6. Don’t Sweat the Small Stuff
When we go through tough times, we adopt survival patterns that work for the rough times, but are not necessarily right for everyday living.
We may have decided to worry about the small things, so they don’t get away from us. It takes the joy out of life.
If something goes wrong, you will notice and handle it. Most of the small stuff irons itself out.
7. Remind Yourself That You Are Worthy
There are many messages tossed at us in life. Most of the time, they are attempts to get us to buy something. We are told we are not thin enough, smart enough, educated enough, or cool enough.
Here is a new take on these things:
You are enough.
You are enough no matter what you weigh. You are enough no matter what your IQ is. You are enough if you decide that you are.

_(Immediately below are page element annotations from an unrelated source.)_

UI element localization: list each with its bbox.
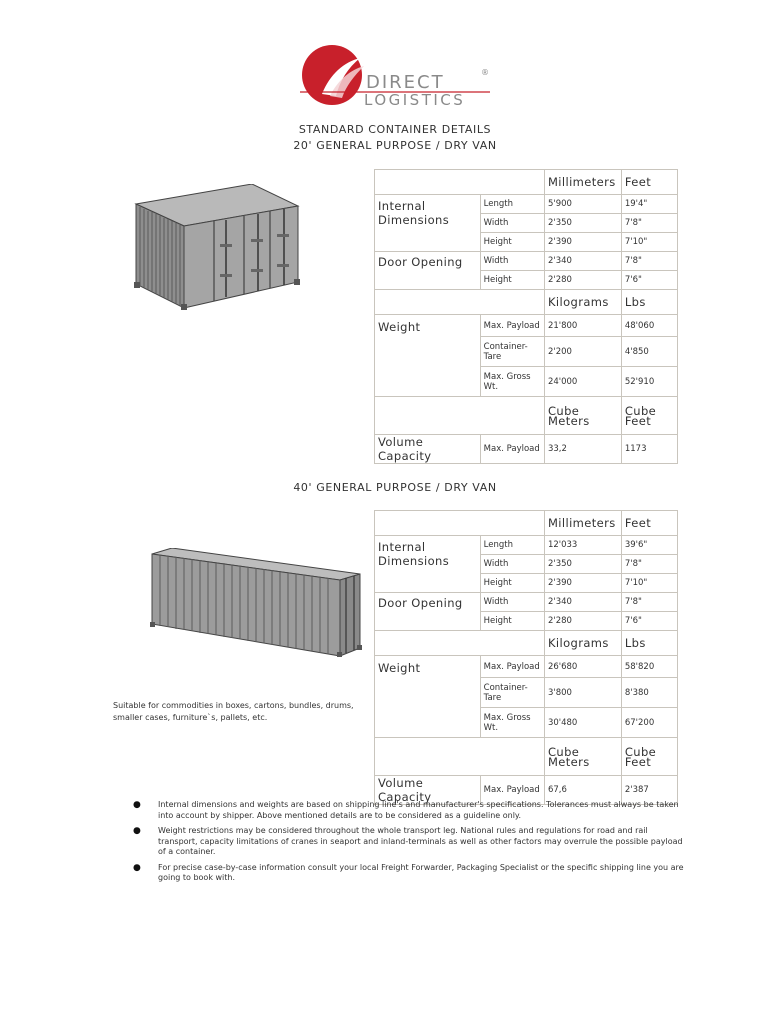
spec-table-40ft <box>374 510 678 805</box>
value-mm: 12'033 <box>544 536 621 555</box>
value-mm: 2'340 <box>544 252 621 271</box>
value-mm: 2'390 <box>544 574 621 593</box>
section-title-20ft: 20' GENERAL PURPOSE / DRY VAN <box>293 139 497 152</box>
document-title: STANDARD CONTAINER DETAILS <box>298 123 492 136</box>
row-label: Max. Gross Wt. <box>480 708 544 738</box>
column-header-feet: Feet <box>621 170 677 195</box>
column-header-feet: Feet <box>621 511 677 536</box>
value-kg: 26'680 <box>544 656 621 678</box>
value-mm: 2'350 <box>544 555 621 574</box>
list-item <box>130 800 685 821</box>
value-ft: 7'8" <box>621 593 677 612</box>
suitability-note: Suitable for commodities in boxes, cartons, bundles, drums, smaller cases, furniture`s, pallets, etc. <box>113 701 354 722</box>
logo-line2: LOGISTICS <box>364 91 466 109</box>
header-row-dimensions <box>375 511 678 536</box>
value-mm: 2'340 <box>544 593 621 612</box>
value-lbs: 48'060 <box>621 315 677 337</box>
note-text: For precise case-by-case information consult your local Freight Forwarder, Packaging Specialist or the specific shipping line you are going to book with. <box>158 862 684 882</box>
list-item <box>130 863 685 884</box>
empty-cell <box>375 738 545 776</box>
header-row-weight <box>375 631 678 656</box>
direct-logistics-logo <box>300 44 500 110</box>
category-weight: Weight <box>375 656 481 738</box>
column-header-kilograms: Kilograms <box>544 290 621 315</box>
row-label: Width <box>480 252 544 271</box>
column-header-kilograms: Kilograms <box>544 631 621 656</box>
empty-cell <box>375 170 545 195</box>
header-row-volume <box>375 397 678 435</box>
category-door-opening: Door Opening <box>375 252 481 290</box>
value-ft: 7'10" <box>621 574 677 593</box>
category-internal-dimensions: Internal Dimensions <box>375 195 481 252</box>
value-lbs: 4'850 <box>621 337 677 367</box>
notes-list <box>130 800 685 889</box>
row-label: Height <box>480 233 544 252</box>
value-kg: 24'000 <box>544 367 621 397</box>
note-text: Weight restrictions may be considered throughout the whole transport leg. National rules and regulations for road and rail transport, capacity limitations of cranes in seaport and inland-terminals as well as other factors may overrule the possible payload of a container. <box>158 826 683 856</box>
row-label: Height <box>480 574 544 593</box>
row-label: Container-Tare <box>480 337 544 367</box>
header-row-weight <box>375 290 678 315</box>
table-row <box>375 195 678 214</box>
table-row <box>375 593 678 612</box>
value-kg: 2'200 <box>544 337 621 367</box>
row-label: Width <box>480 555 544 574</box>
empty-cell <box>375 290 545 315</box>
value-mm: 2'280 <box>544 612 621 631</box>
column-header-lbs: Lbs <box>621 290 677 315</box>
value-lbs: 58'820 <box>621 656 677 678</box>
column-header-cube-feet: Cube Feet <box>621 738 677 776</box>
table-row <box>375 656 678 678</box>
row-label: Height <box>480 612 544 631</box>
value-ft: 7'8" <box>621 555 677 574</box>
row-label: Length <box>480 536 544 555</box>
value-ft: 7'6" <box>621 612 677 631</box>
note-text: Internal dimensions and weights are based on shipping line's and manufacturer's specifications. Tolerances must always be taken into account by shipper. Above mentioned details are to be considered as a guideline only. <box>158 800 679 820</box>
value-lbs: 52'910 <box>621 367 677 397</box>
row-label: Container-Tare <box>480 678 544 708</box>
empty-cell <box>375 397 545 435</box>
header-row-dimensions <box>375 170 678 195</box>
bullet-icon: ● <box>133 800 141 810</box>
registered-mark: ® <box>481 68 489 77</box>
value-ft: 7'8" <box>621 252 677 271</box>
value-kg: 30'480 <box>544 708 621 738</box>
value-cbf: 1173 <box>621 435 677 464</box>
list-item <box>130 826 685 858</box>
value-ft: 7'8" <box>621 214 677 233</box>
logo-line1: DIRECT <box>366 72 445 93</box>
row-label: Max. Payload <box>480 776 544 805</box>
column-header-cube-meters: Cube Meters <box>544 397 621 435</box>
value-cbm: 33,2 <box>544 435 621 464</box>
row-label: Height <box>480 271 544 290</box>
bullet-icon: ● <box>133 862 141 873</box>
value-mm: 2'350 <box>544 214 621 233</box>
table-row <box>375 536 678 555</box>
table-row <box>375 252 678 271</box>
value-kg: 21'800 <box>544 315 621 337</box>
value-mm: 2'390 <box>544 233 621 252</box>
row-label: Max. Payload <box>480 656 544 678</box>
row-label: Length <box>480 195 544 214</box>
value-lbs: 67'200 <box>621 708 677 738</box>
row-label: Max. Payload <box>480 435 544 464</box>
spec-table-20ft <box>374 169 678 464</box>
bullet-icon: ● <box>133 826 141 836</box>
column-header-lbs: Lbs <box>621 631 677 656</box>
container-40ft-illustration <box>150 548 362 662</box>
container-20ft-illustration <box>134 184 304 314</box>
column-header-millimeters: Millimeters <box>544 170 621 195</box>
value-ft: 7'6" <box>621 271 677 290</box>
value-ft: 19'4" <box>621 195 677 214</box>
category-volume-capacity: Volume Capacity <box>375 776 481 805</box>
value-cbm: 67,6 <box>544 776 621 805</box>
row-label: Max. Payload <box>480 315 544 337</box>
category-internal-dimensions: Internal Dimensions <box>375 536 481 593</box>
value-ft: 7'10" <box>621 233 677 252</box>
value-cbf: 2'387 <box>621 776 677 805</box>
value-mm: 5'900 <box>544 195 621 214</box>
column-header-cube-meters: Cube Meters <box>544 738 621 776</box>
category-weight: Weight <box>375 315 481 397</box>
row-label: Max. Gross Wt. <box>480 367 544 397</box>
table-row <box>375 435 678 464</box>
empty-cell <box>375 511 545 536</box>
column-header-cube-feet: Cube Feet <box>621 397 677 435</box>
value-lbs: 8'380 <box>621 678 677 708</box>
category-door-opening: Door Opening <box>375 593 481 631</box>
row-label: Width <box>480 593 544 612</box>
value-ft: 39'6" <box>621 536 677 555</box>
header-row-volume <box>375 738 678 776</box>
value-mm: 2'280 <box>544 271 621 290</box>
column-header-millimeters: Millimeters <box>544 511 621 536</box>
row-label: Width <box>480 214 544 233</box>
table-row <box>375 315 678 337</box>
empty-cell <box>375 631 545 656</box>
category-volume-capacity: Volume Capacity <box>375 435 481 464</box>
section-title-40ft: 40' GENERAL PURPOSE / DRY VAN <box>293 481 497 494</box>
value-kg: 3'800 <box>544 678 621 708</box>
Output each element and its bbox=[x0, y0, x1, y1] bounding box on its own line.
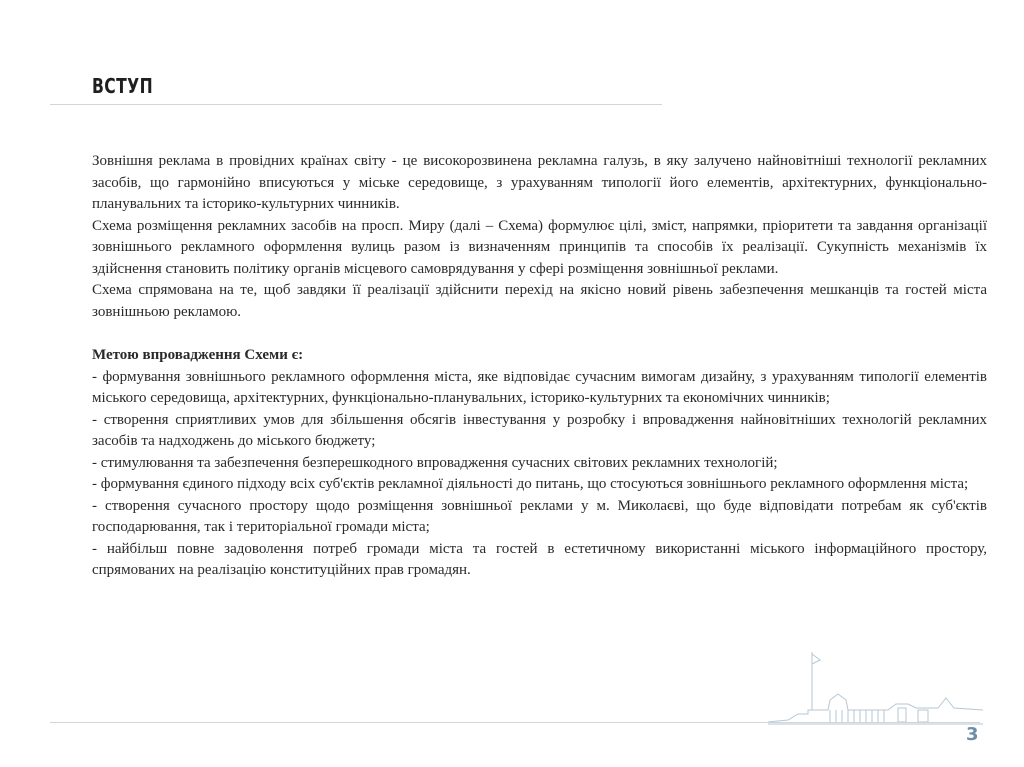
intro-paragraph-2: Схема розміщення рекламних засобів на просп. Миру (далі – Схема) формулює цілі, зміст, напрямки, пріоритети та завдання організації зовнішнього рекламного оформлення вулиць разом із визначенням принципів та способів їх реалізації. Сукупність механізмів їх здійснення становить політику органів місцевого самоврядування у сфері розміщення зовнішньої реклами. bbox=[92, 217, 987, 277]
goal-item-1: - формування зовнішнього рекламного оформлення міста, яке відповідає сучасним вимогам дизайну, з урахуванням типології елементів міського середовища, архітектурних, функціонально-планувальних, історико-культурних та економічних чинників; bbox=[92, 368, 987, 406]
slide-title: ВСТУП bbox=[92, 74, 154, 98]
goal-item-5: - створення сучасного простору щодо розміщення зовнішньої реклами у м. Миколаєві, що буде відповідати потребам як суб'єктів господарювання, так і територіальної громади міста; bbox=[92, 497, 987, 535]
goal-item-6: - найбільш повне задоволення потреб громади міста та гостей в естетичному використанні міського інформаційного простору, спрямованих на реалізацію конституційних прав громадян. bbox=[92, 540, 987, 578]
goal-item-4: - формування єдиного підходу всіх суб'єктів рекламної діяльності до питань, що стосуються зовнішнього рекламного оформлення міста; bbox=[92, 476, 969, 492]
intro-paragraph-3: Схема спрямована на те, щоб завдяки її реалізації здійснити перехід на якісно новий рівень забезпечення мешканців та гостей міста зовнішньою рекламою. bbox=[92, 282, 987, 320]
goals-heading: Метою впровадження Схеми є: bbox=[92, 347, 304, 363]
page-number: 3 bbox=[966, 724, 979, 745]
goal-item-3: - стимулювання та забезпечення безперешкодного впровадження сучасних світових рекламних технологій; bbox=[92, 454, 778, 471]
title-divider bbox=[50, 104, 662, 105]
goal-item-2: - створення сприятливих умов для збільшення обсягів інвестування у розробку і впровадження найновітніших технологій рекламних засобів та надходжень до міського бюджету; bbox=[92, 411, 987, 449]
footer-divider bbox=[50, 722, 980, 723]
cityscape-illustration bbox=[768, 650, 983, 730]
intro-paragraph-1: Зовнішня реклама в провідних країнах світу - це високорозвинена рекламна галузь, в яку залучено найновітніші технології рекламних засобів, що гармонійно вписуються у міське середовище, з урахуванням типології його елементів, архітектурних, функціонально-планувальних та історико-культурних чинників. bbox=[92, 153, 987, 212]
slide-body bbox=[92, 151, 987, 582]
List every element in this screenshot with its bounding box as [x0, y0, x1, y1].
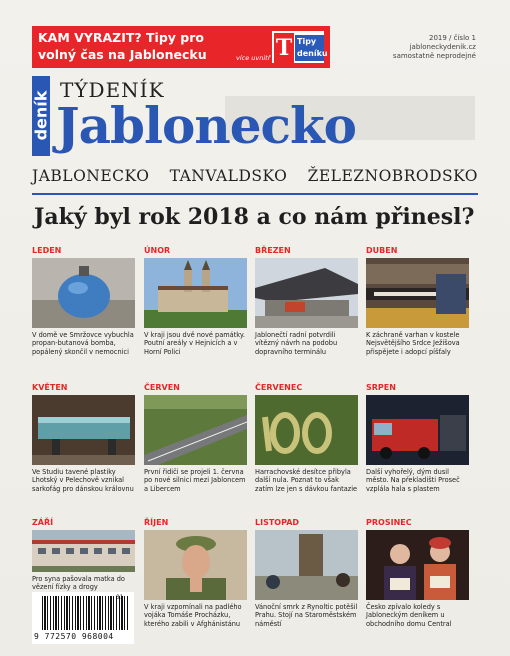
sale-note: samostatně neprodejné	[392, 52, 476, 60]
website: jabloneckydenik.cz	[409, 43, 476, 51]
month-label: LEDEN	[32, 246, 62, 255]
issue-info	[356, 34, 476, 61]
month-label: LISTOPAD	[255, 518, 300, 527]
month-label: ZÁŘÍ	[32, 518, 54, 527]
month-label: KVĚTEN	[32, 383, 68, 392]
photo-new-road	[144, 395, 247, 465]
month-card-unor[interactable]	[144, 246, 247, 356]
promo-banner[interactable]	[32, 26, 330, 68]
photo-organ-pipes	[366, 258, 469, 328]
caption: Vánoční smrk z Rynoltic potěšil Prahu. Stojí na Staroměstském náměstí	[255, 603, 358, 628]
promo-text: KAM VYRAZIT? Tipy pro volný čas na Jablonecku	[38, 30, 207, 62]
photo-soldier	[144, 530, 247, 600]
region-list	[32, 167, 478, 185]
caption: Česko zpívalo koledy s Jabloneckým deníkem u obchodního domu Central	[366, 603, 452, 628]
month-card-kveten[interactable]	[32, 383, 135, 493]
promo-subtext: více uvnitř	[236, 54, 271, 62]
month-card-prosinec[interactable]	[366, 518, 469, 628]
region-jablonecko: JABLONECKO	[32, 167, 150, 185]
month-card-leden[interactable]	[32, 246, 135, 356]
photo-pilgrimage-church	[144, 258, 247, 328]
month-card-brezen[interactable]	[255, 246, 358, 356]
barcode-suffix: 01	[116, 594, 124, 601]
photo-prison	[32, 530, 135, 572]
divider	[32, 193, 478, 195]
photo-carol-singers	[366, 530, 469, 600]
month-card-duben[interactable]	[366, 246, 469, 356]
caption: Další vyhořelý, dým dusil město. Na překladišti Proseč vzplála hala s plastem	[366, 468, 460, 493]
photo-glass-sarcophagus	[32, 395, 135, 465]
caption: Pro syna pašovala matka do vězení fízky a drogy	[32, 575, 125, 592]
month-card-cerven[interactable]	[144, 383, 247, 493]
caption: Jablonečtí radní potvrdili vítězný návrh na podobu dopravního terminálu	[255, 331, 338, 356]
month-label: ÚNOR	[144, 246, 171, 255]
caption: V kraji vzpomínali na padlého vojáka Tomáše Procházku, kterého zabili v Afghánistánu	[144, 603, 242, 628]
photo-fire-truck	[366, 395, 469, 465]
month-label: DUBEN	[366, 246, 398, 255]
brand-text: deník	[31, 90, 51, 141]
brand-logo	[32, 76, 50, 156]
month-label: PROSINEC	[366, 518, 412, 527]
region-tanvaldsko: TANVALDSKO	[169, 167, 288, 185]
caption: V kraji jsou dvě nové památky. Poutní areály v Hejnicích a v Horní Polici	[144, 331, 245, 356]
main-headline: Jaký byl rok 2018 a co nám přinesl?	[34, 204, 475, 230]
barcode-number: 9 772570 968004	[34, 632, 114, 641]
caption: První řidiči se projeli 1. června po nové silnici mezi Jabloncem a Libercem	[144, 468, 246, 493]
barcode	[32, 592, 134, 644]
photo-numbers-field	[255, 395, 358, 465]
month-card-zari[interactable]	[32, 518, 135, 592]
month-label: ČERVENEC	[255, 383, 303, 392]
photo-bus-terminal	[255, 258, 358, 328]
month-card-srpen[interactable]	[366, 383, 469, 493]
month-label: ŘÍJEN	[144, 518, 169, 527]
tipy-deniku-logo	[272, 31, 328, 63]
logo-text: Tipy deníku	[295, 35, 324, 61]
photo-christmas-tree	[255, 530, 358, 600]
newspaper-title: Jablonecko	[56, 96, 356, 155]
photo-blue-gas-cylinder	[32, 258, 135, 328]
month-card-cervenec[interactable]	[255, 383, 358, 493]
caption: Harrachovské desítce přibyla další nula. Poznat to však zatím lze jen s dávkou fantazie	[255, 468, 358, 493]
barcode-bars	[42, 596, 128, 630]
caption: V domě ve Smržovce vybuchla propan-butanová bomba, popálený skončil v nemocnici	[32, 331, 134, 356]
month-label: ČERVEN	[144, 383, 180, 392]
region-zeleznobrodsko: ŽELEZNOBRODSKO	[307, 167, 478, 185]
month-label: SRPEN	[366, 383, 396, 392]
month-label: BŘEZEN	[255, 246, 291, 255]
caption: K záchraně varhan v kostele Nejsvětějšího Srdce Ježíšova přispějete i adopcí píšťaly	[366, 331, 460, 356]
month-card-rijen[interactable]	[144, 518, 247, 628]
weekly-label: TÝDENÍK	[60, 78, 165, 102]
issue-number: 2019 / číslo 1	[429, 34, 476, 42]
logo-letter: T	[275, 35, 293, 61]
month-card-listopad[interactable]	[255, 518, 358, 628]
caption: Ve Studiu tavené plastiky Lhotský v Pelechově vznikal sarkofág pro dánskou královnu	[32, 468, 134, 493]
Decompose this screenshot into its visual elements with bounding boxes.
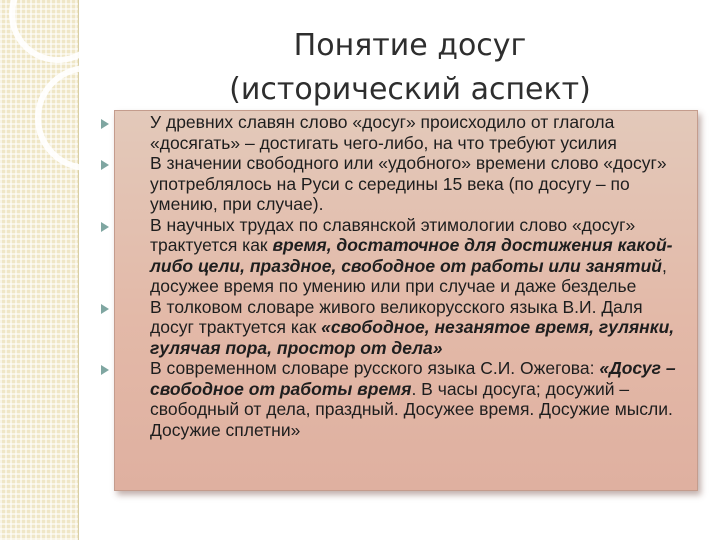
bullet-item (114, 215, 698, 297)
bullet-text: В научных трудах по славянской этимологии слово «досуг» трактуется как (150, 214, 636, 255)
bullet-item (114, 112, 698, 153)
bullet-triangle-icon (101, 160, 109, 170)
slide-title-line-2: (исторический аспект) (229, 72, 591, 107)
bullet-emphasis-text: «Досуг – свободное от работы время (150, 358, 676, 399)
bullet-triangle-icon (101, 119, 109, 129)
slide-title (150, 24, 670, 112)
bullet-text: У древних славян слово «досуг» происходило от глагола «досягать» – достигать чего-либо, на что требуют усилия (150, 112, 617, 153)
slide-title-line-1: Понятие досуг (293, 28, 527, 63)
bullet-triangle-icon (101, 222, 109, 232)
decorative-circles (0, 0, 120, 200)
bullet-text: , досужее время по умению или при случае и даже безделье (150, 255, 667, 296)
bullet-text: В современном словаре русского языка С.И. Ожегова: (150, 358, 600, 378)
bullet-text: В значении свободного или «удобного» времени слово «досуг» употреблялось на Руси с середины 15 века (по досугу – по умению, при случае). (150, 153, 667, 214)
bullet-list (114, 112, 698, 440)
bullet-text: . В часы досуга; досужий – свободный от дела, праздный. Досужее время. Досужие мысли. Досужие сплетни» (150, 378, 673, 440)
bullet-item (114, 153, 698, 215)
bullet-triangle-icon (101, 304, 109, 314)
bullet-item (114, 358, 698, 440)
bullet-text: В толковом словаре живого великорусского языка В.И. Даля досуг трактуется как (150, 296, 643, 337)
bullet-emphasis-text: время, достаточное для достижения какой-либо цели, праздное, свободное от работы или занятий (150, 235, 673, 276)
bullet-triangle-icon (101, 365, 109, 375)
bullet-item (114, 297, 698, 359)
bullet-emphasis-text: «свободное, незанятое время, гулянки, гулячая пора, простор от дела» (150, 317, 675, 358)
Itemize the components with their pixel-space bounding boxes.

These things are up to you, not anyone else. Know that you, as you are, are worthy of love, happiness, and all the good things in life.
8. No Matter What Is Bugging You, You Can Always Do Something About It
Looking at your situation right now, it may look pretty bleak. But no matter what is happening in your life, there is always something that you can do about it.
If there is something bugging you, sit down and figure out some things you can do about it and then go and do them.
9. Hang out with Positive People
There is nothing more discouraging than someone who is apathetic and makes it known to everyone around him or her, or the person who is always angry or sad no matter what you do to help them.
These people can bring us down. Limit your exposure to these people. The majority of your time should be spent with dynamic people who are happy and get things done.
People who find ways of handling things in life are the people who feed you positive energy.
10. Don’t Let Anyone Insult, Manipulate, or Use You
This can be hard to spot but whenever you feel uncomfortable around someone or feel as if you are walking on eggshells, chances are they are doing or saying things that bring you down and make you liable to manipulation.
Social rules can make it difficult to stand up for yourself when someone is negative or insulting but, that is what that person is counting on.
People who covertly insult you are counting on the fact that you feel you are being rude if you point out that they have acted thoughtlessly. But they are the ones who lack manners.
If someone treats you bad, just remember that there is something wrong with them, not you. Normal people don’t go around destroying other people.
If someone insults you, you have every right to cordially insist that they treat you with respect. It is not good manners to sit there and be abused. If someone insulted your spouse or child, you would rise to their defense. Why not rise to your own defense?